Wajah Bai Linjue langsung murung.
"Aku bukannya tidak ingin memberikanmu obat pemutih wajah ini, tetapi kita tidak tahu ini benar-benar bekerja atau tidak. Aku tidak ingin karena obat yang aku buat, itu membuat wajahmu rusak. Dan lagi kau sudah putih dan cantik. Kau tidak butuh ini lagi," ucap Liu Heng. Dia hanya berkata dengan jujur, tetapi tanpa sadar itu membuat Bai Linjue memerah. Dia tersipu malu karena mengira kalau Liu Heng mengkhawatirkan dirinya.
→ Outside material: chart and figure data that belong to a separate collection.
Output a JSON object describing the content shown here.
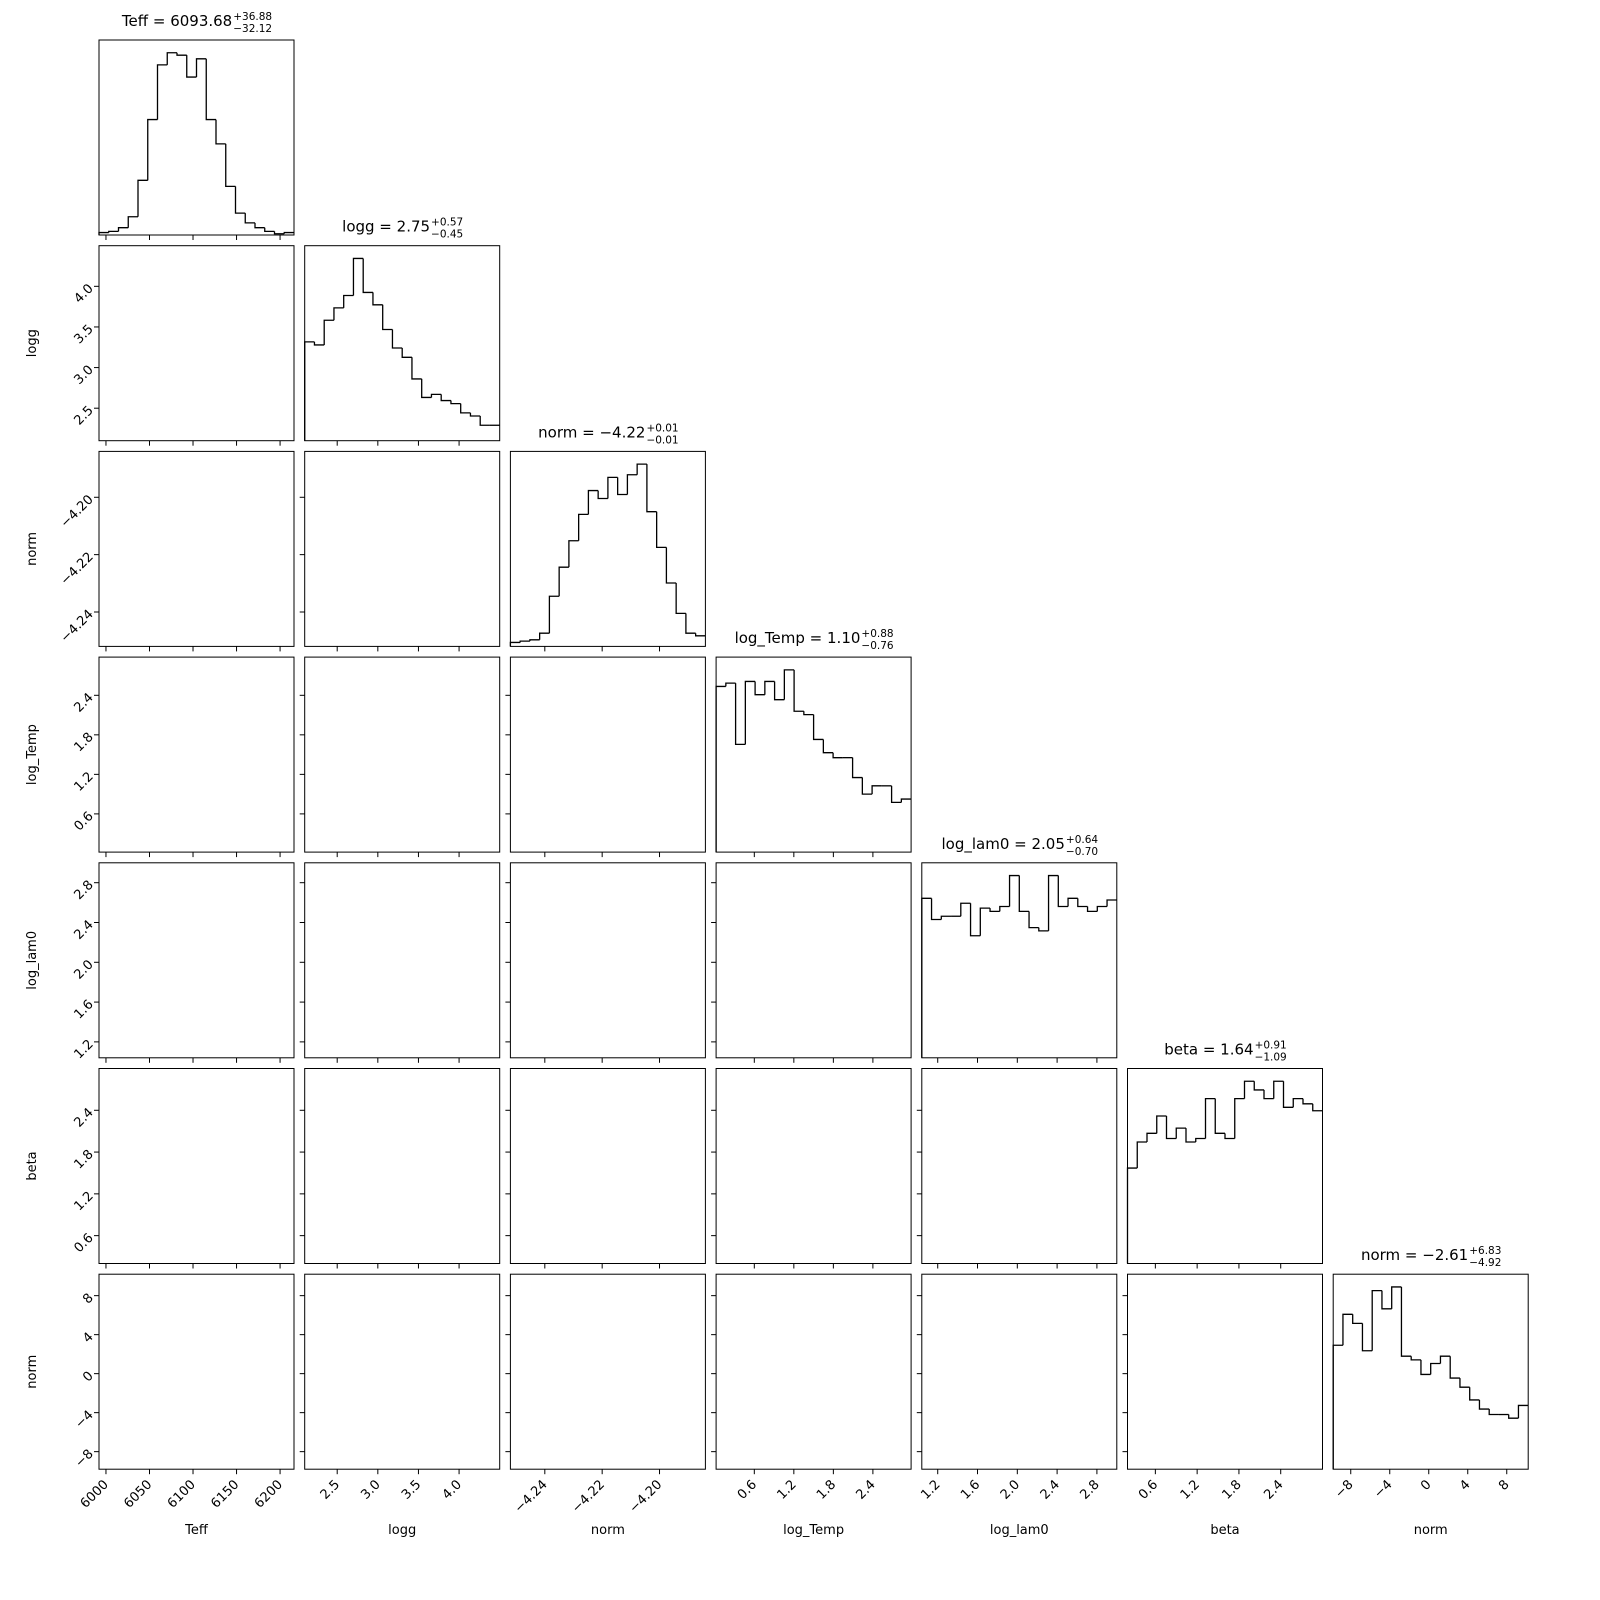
{
  "chart_data": {
    "type": "corner",
    "color": "#000000",
    "params": [
      {
        "label": "Teff",
        "title": "Teff = 6093.68",
        "upper": "+36.88",
        "lower": "−32.12",
        "lim": [
          5992,
          6216
        ],
        "ticks": [
          6000,
          6050,
          6100,
          6150,
          6200
        ],
        "bins": [
          5992,
          6003.2,
          6014.4,
          6025.6,
          6036.8,
          6048,
          6059.2,
          6070.4,
          6081.6,
          6092.8,
          6104,
          6115.2,
          6126.4,
          6137.6,
          6148.8,
          6160,
          6171.2,
          6182.4,
          6193.6,
          6204.8,
          6216
        ],
        "counts": [
          2,
          3,
          6,
          15,
          45,
          95,
          140,
          150,
          148,
          130,
          145,
          95,
          75,
          40,
          18,
          10,
          6,
          3,
          1,
          2
        ]
      },
      {
        "label": "logg",
        "title": "logg = 2.75",
        "upper": "+0.57",
        "lower": "−0.45",
        "lim": [
          2.1,
          4.5
        ],
        "ticks": [
          2.5,
          {
            "value": 3,
            "label": "3.0"
          },
          3.5,
          {
            "value": 4,
            "label": "4.0"
          }
        ],
        "bins": [
          2.1,
          2.22,
          2.34,
          2.46,
          2.58,
          2.7,
          2.82,
          2.94,
          3.06,
          3.18,
          3.3,
          3.42,
          3.54,
          3.66,
          3.78,
          3.9,
          4.02,
          4.14,
          4.26,
          4.38,
          4.5
        ],
        "counts": [
          64,
          62,
          78,
          86,
          94,
          118,
          96,
          88,
          72,
          60,
          54,
          40,
          28,
          30,
          26,
          24,
          18,
          16,
          10,
          10
        ]
      },
      {
        "label": "norm",
        "title": "norm = −4.22",
        "upper": "+0.01",
        "lower": "−0.01",
        "lim": [
          -4.252,
          -4.184
        ],
        "ticks": [
          {
            "value": -4.24,
            "label": "−4.24"
          },
          {
            "value": -4.22,
            "label": "−4.22"
          },
          {
            "value": -4.2,
            "label": "−4.20"
          }
        ],
        "bins": [
          -4.252,
          -4.2486,
          -4.2452,
          -4.2418,
          -4.2384,
          -4.235,
          -4.2316,
          -4.2282,
          -4.2248,
          -4.2214,
          -4.218,
          -4.2146,
          -4.2112,
          -4.2078,
          -4.2044,
          -4.201,
          -4.1976,
          -4.1942,
          -4.1908,
          -4.1874,
          -4.184
        ],
        "counts": [
          3,
          4,
          5,
          10,
          38,
          60,
          80,
          100,
          118,
          112,
          128,
          115,
          130,
          138,
          102,
          75,
          48,
          25,
          10,
          8
        ]
      },
      {
        "label": "log_Temp",
        "title": "log_Temp = 1.10",
        "upper": "+0.88",
        "lower": "−0.76",
        "lim": [
          0.02,
          2.98
        ],
        "ticks": [
          0.6,
          1.2,
          1.8,
          2.4
        ],
        "bins": [
          0.02,
          0.168,
          0.316,
          0.464,
          0.612,
          0.76,
          0.908,
          1.056,
          1.204,
          1.352,
          1.5,
          1.648,
          1.796,
          1.944,
          2.092,
          2.24,
          2.388,
          2.536,
          2.684,
          2.832,
          2.98
        ],
        "counts": [
          100,
          102,
          65,
          103,
          95,
          103,
          92,
          110,
          85,
          83,
          68,
          60,
          57,
          57,
          45,
          35,
          40,
          40,
          30,
          32
        ]
      },
      {
        "label": "log_lam0",
        "title": "log_lam0 = 2.05",
        "upper": "+0.64",
        "lower": "−0.70",
        "lim": [
          1.04,
          3.0
        ],
        "ticks": [
          1.2,
          1.6,
          {
            "value": 2,
            "label": "2.0"
          },
          2.4,
          2.8
        ],
        "bins": [
          1.04,
          1.138,
          1.236,
          1.334,
          1.432,
          1.53,
          1.628,
          1.726,
          1.824,
          1.922,
          2.02,
          2.118,
          2.216,
          2.314,
          2.412,
          2.51,
          2.608,
          2.706,
          2.804,
          2.902,
          3.0
        ],
        "counts": [
          98,
          85,
          87,
          87,
          95,
          75,
          92,
          90,
          93,
          112,
          90,
          80,
          78,
          112,
          93,
          98,
          93,
          90,
          93,
          97
        ]
      },
      {
        "label": "beta",
        "title": "beta = 1.64",
        "upper": "+0.91",
        "lower": "−1.09",
        "lim": [
          0.2,
          3.0
        ],
        "ticks": [
          0.6,
          1.2,
          1.8,
          2.4
        ],
        "bins": [
          0.2,
          0.34,
          0.48,
          0.62,
          0.76,
          0.9,
          1.04,
          1.18,
          1.32,
          1.46,
          1.6,
          1.74,
          1.88,
          2.02,
          2.16,
          2.3,
          2.44,
          2.58,
          2.72,
          2.86,
          3.0
        ],
        "counts": [
          55,
          70,
          75,
          85,
          72,
          78,
          70,
          72,
          95,
          75,
          72,
          95,
          105,
          100,
          95,
          105,
          90,
          95,
          92,
          88
        ]
      },
      {
        "label": "norm",
        "title": "norm = −2.61",
        "upper": "+6.83",
        "lower": "−4.92",
        "lim": [
          -9.8,
          10.2
        ],
        "ticks": [
          {
            "value": -8,
            "label": "−8"
          },
          {
            "value": -4,
            "label": "−4"
          },
          0,
          4,
          8
        ],
        "bins": [
          -9.8,
          -8.8,
          -7.8,
          -6.8,
          -5.8,
          -4.8,
          -3.8,
          -2.8,
          -1.8,
          -0.8,
          0.2,
          1.2,
          2.2,
          3.2,
          4.2,
          5.2,
          6.2,
          7.2,
          8.2,
          9.2,
          10.2
        ],
        "counts": [
          68,
          85,
          80,
          65,
          98,
          88,
          100,
          62,
          60,
          52,
          58,
          62,
          50,
          45,
          38,
          33,
          30,
          30,
          28,
          35
        ]
      }
    ]
  }
}
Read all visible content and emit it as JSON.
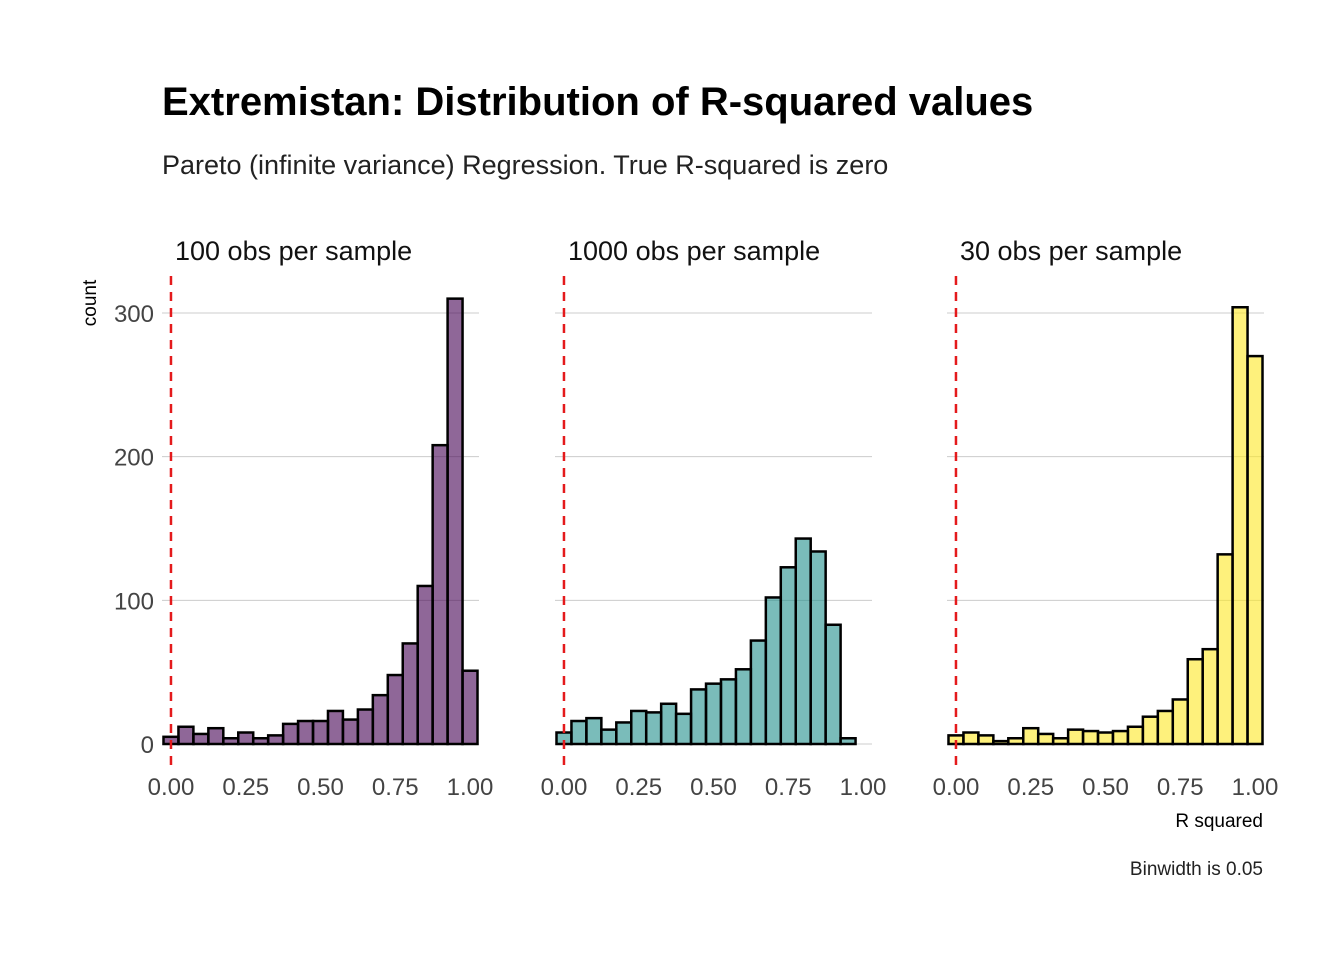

Liu Heng memang khawatir, tetapi hanya itu. Tidak lebih dan tidak ada ke arah spesial sama sekali. Sayangnya Bai Linjue menanggapinya berbeda.
"Baiklah kalau begitu," ucapnya. "Kalau begitu bagaimana kau bisa tahu ini akan bekerja atau tidak?" tanya Bai Linjue. Kalau tidak dicoba, maka tidak aka tahu bagaimana hasilnya.
"Aku akan mencobanya sendiri," jawab Liu Heng.
Dengan cepat Bai Linjue langsung memukul tangan Liu Heng yang sedang memegang obat pemutih wajah itu. Obat itu pun jatuh ke tanah. Liu Heng terdiam. Dua kali dia mengalami hal yang sama.
Dia kemudian menoleh ke arah Bai Linjue. Tidak ada ekspresi yang ditunjukkan oleh Liu Heng. Wajahnya sangat datar. Bai Linjue merasa kalau akan ada sesuatu yang buruk akan terjadi.
"Kalau begitu aku pamit dulu. Sepertinya guruku sudah menunggu," ucapnya. Dia pun langsung pergi dari sana. Di sana hanya ada Liu Heng yang terdiam.
"Wanita terkadang memang menyebalkan," keluh Liu Heng.